MLO: Getting Started with the EPFL RCP Cluster

This repository contains the basic steps to start running scripts and notebooks on the EPFL RCP cluster. We provide scripts that make your life easier by automating most of the boilerplate. The setup is loosely based on infrastructure from TML/CLAIRE and earlier scripts by Atli.

Overview

The RCP cluster provides:

GPUs: A100 (40GB/80GB), H100 (80GB), H200 (140GB), V100
Stack: Docker (containers), Kubernetes (orchestration), run:ai (scheduler)

Getting Help

FAQ: Check the frequently asked questions page
Slack: Reach out on #-cluster or #-it channels
Resources: See quick links below

Tip

If you have little prior experience with ML workflows, the setup below may seem daunting at first. You can copy‑paste the commands in order; the scripts are designed to hide most of the complexity. The only requirement is that you have a basic understanding of how to use a terminal and git.

Caution

Using the cluster creates costs. Please be mindful of the resources you use. Do not forget to stop your jobs when not used!

Content overview:

Quick Start

Tip

TL;DR – After completing the setup, interaction with the cluster looks like this:

# Start an interactive job with 1 GPU
python csub.py -n sandbox

# Connect to your job
runai exec sandbox -it -- zsh

# Run your code
cd /mloscratch/homes/<your_username>
python main.py

# Or start a training job in one command
python csub.py -n experiment --train --command "cd /mloscratch/homes/<your_username>/<your_code>; python main.py"

Setup Guide

Important

Network requirement: You must be on the EPFL WiFi or connected to the VPN. The cluster is not accessible otherwise.

1. Pre-setup (Access & Repository)

1. Request cluster access

Ask Jennifer or Martin to add you to the runai-mlo group: https://groups.epfl.ch/

2. Prepare your code repository

While waiting for access, create a GitHub repository for your code. This is best practice regardless of our cluster setup.
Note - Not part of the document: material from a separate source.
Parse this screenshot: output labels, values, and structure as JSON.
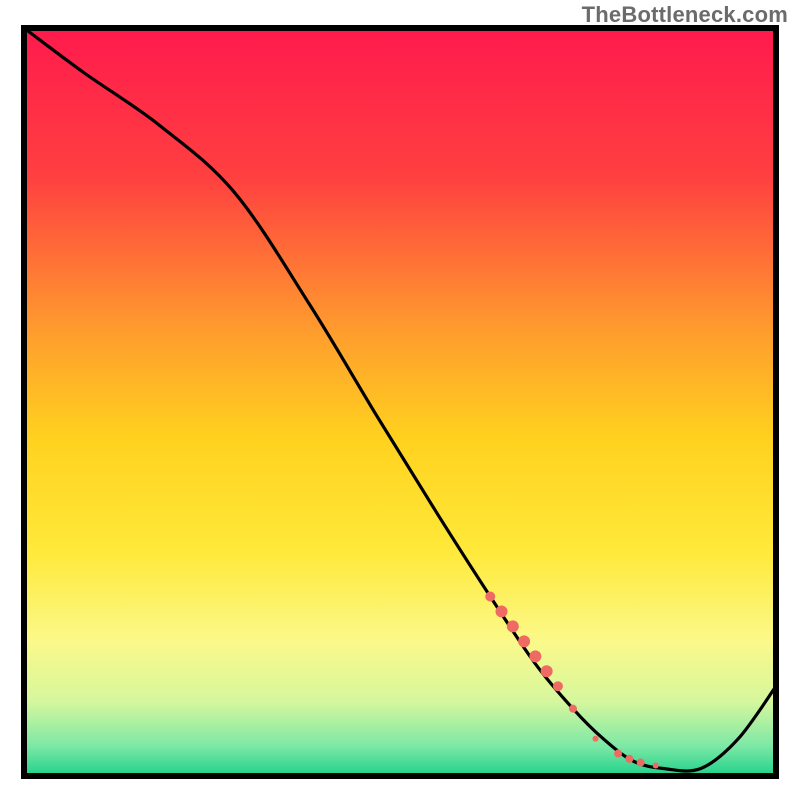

3. Set up experiment tracking (optional)

Weights & Biases: Create an account at wandb.ai and get your API key
Hugging Face: Create an account at huggingface.co and get your token (if using their models)
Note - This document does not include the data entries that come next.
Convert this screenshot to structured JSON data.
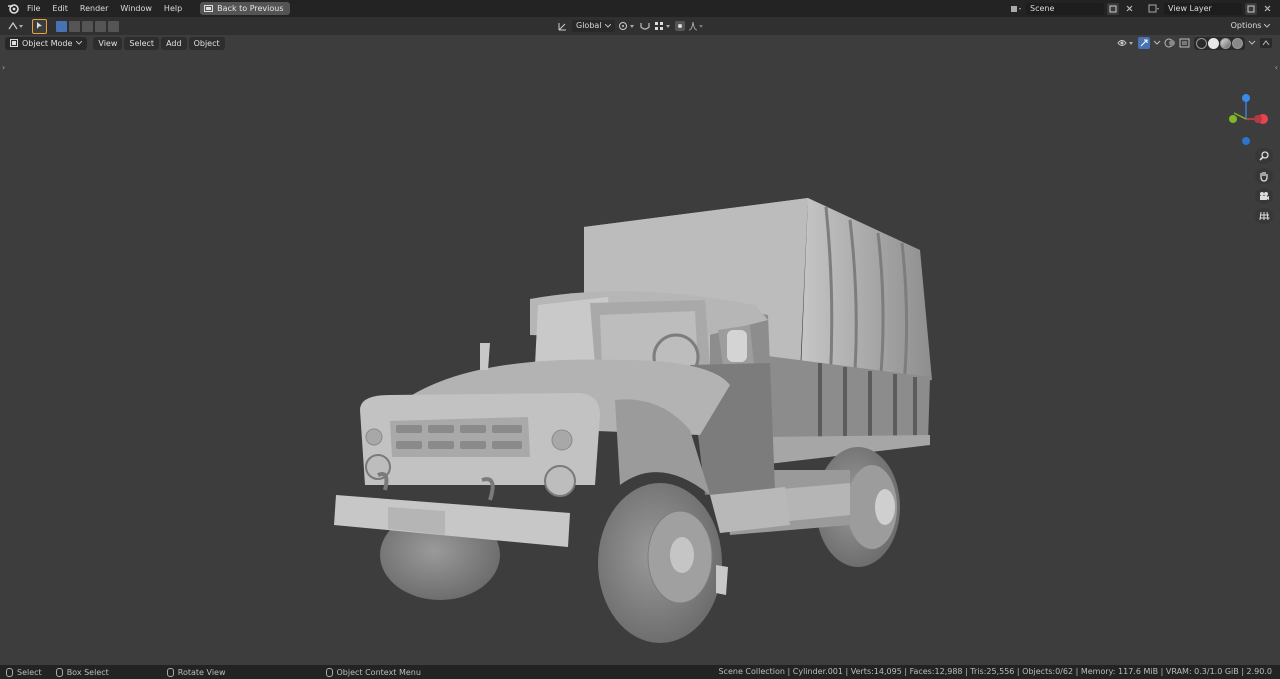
{
  "menu": {
    "items": [
      "File",
      "Edit",
      "Render",
      "Window",
      "Help"
    ],
    "back_button": "Back to Previous"
  },
  "topright": {
    "scene_name": "Scene",
    "view_layer_name": "View Layer"
  },
  "toolheader": {
    "orientation": "Global",
    "options": "Options"
  },
  "viewport_header": {
    "mode": "Object Mode",
    "view": "View",
    "select": "Select",
    "add": "Add",
    "object": "Object"
  },
  "gizmo": {
    "x_label": "X",
    "y_label": "Y",
    "z_label": "Z",
    "x_color": "#e8434f",
    "y_color": "#7fb828",
    "z_color": "#3a8ae8"
  },
  "nav_icons": [
    "zoom-icon",
    "hand-icon",
    "camera-icon",
    "grid-icon"
  ],
  "statusbar": {
    "select": "Select",
    "box_select": "Box Select",
    "rotate_view": "Rotate View",
    "context_menu": "Object Context Menu",
    "stats": "Scene Collection | Cylinder.001 | Verts:14,095 | Faces:12,988 | Tris:25,556 | Objects:0/62 | Memory: 117.6 MiB | VRAM: 0.3/1.0 GiB | 2.90.0"
  },
  "colors": {
    "viewport_bg": "#3d3d3d",
    "header_bg": "#232323",
    "accent": "#4772b3",
    "active_tool_outline": "#e8a33d"
  }
}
2. Setup Tools on Your Machine

Important

Platform note: The setup below was tested on macOS with Apple Silicon. For other systems, adapt the commands accordingly.
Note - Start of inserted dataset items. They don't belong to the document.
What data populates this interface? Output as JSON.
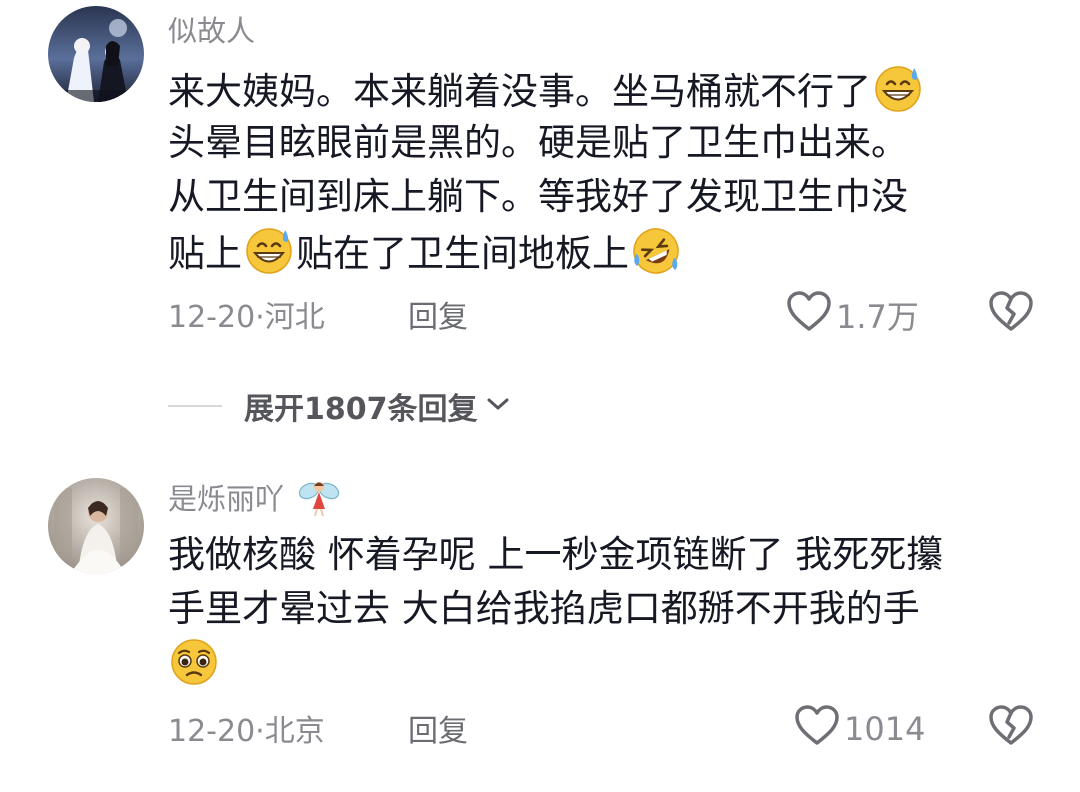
{
  "comments": [
    {
      "username": "似故人",
      "lines": [
        {
          "parts": [
            "来大姨妈。本来躺着没事。坐马桶就不行了"
          ],
          "emoji_after": "grin-sweat-emoji"
        },
        {
          "parts": [
            "头晕目眩眼前是黑的。硬是贴了卫生巾出来。"
          ]
        },
        {
          "parts": [
            "从卫生间到床上躺下。等我好了发现卫生巾没"
          ]
        },
        {
          "parts": [
            "贴上",
            "贴在了卫生间地板上"
          ]
        }
      ],
      "date_location": "12-20·河北",
      "reply_label": "回复",
      "like_count": "1.7万"
    },
    {
      "username": "是烁丽吖",
      "lines": [
        {
          "parts": [
            "我做核酸 怀着孕呢 上一秒金项链断了 我死死攥"
          ]
        },
        {
          "parts": [
            "手里才晕过去 大白给我掐虎口都掰不开我的手"
          ]
        }
      ],
      "date_location": "12-20·北京",
      "reply_label": "回复",
      "like_count": "1014"
    }
  ],
  "expand_replies_label": "展开1807条回复",
  "icons": [
    "heart-outline-icon",
    "broken-heart-icon",
    "chevron-down-icon",
    "grin-sweat-emoji",
    "rofl-emoji",
    "pleading-emoji",
    "fairy-emoji"
  ]
}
Linux: Replace darwin/arm64 with linux/amd64 in URLs
Windows: Use WSL (Windows Subsystem for Linux)

Install kubectl

Download and install kubectl v1.30.11 (matching the cluster version):

# macOS with Apple Silicon
curl -LO "https://dl.k8s.io/release/v1.30.11/bin/darwin/arm64/kubectl"

# Linux (AMD64)
# curl -LO "https://dl.k8s.io/release/v1.30.11/bin/linux/amd64/kubectl"

# Install
chmod +x ./kubectl
sudo mv ./kubectl /usr/local/bin/kubectl
sudo chown root: /usr/local/bin/kubectl

See https://kubernetes.io/docs/tasks/tools/install-kubectl/ for other platforms.

Setup kubeconfig

Download the kube config file to ~/.kube/config:

curl -o ~/.kube/config https://raw.githubusercontent.com/epfml/getting-started/main/kubeconfig.yaml

Install run:ai CLI

Download and install the run:ai CLI:

# macOS with Apple Silicon
wget --content-disposition https://rcp-caas-prod.rcp.epfl.ch/cli/darwin

# Linux (replace 'darwin' with 'linux')
# wget --content-disposition https://rcp-caas-prod.rcp.epfl.ch/cli/linux

# Install
chmod +x ./runai
sudo mv ./runai /usr/local/bin/runai
sudo chown root: /usr/local/bin/runai

3. Login to the Cluster

Login to run:ai

runai login

Verify access

# List available projects
runai list projects

# Set your default project
runai config project mlo-$GASPAR_USERNAME

Verify Kubernetes connection

kubectl get nodes

You should see the RCP cluster nodes listed.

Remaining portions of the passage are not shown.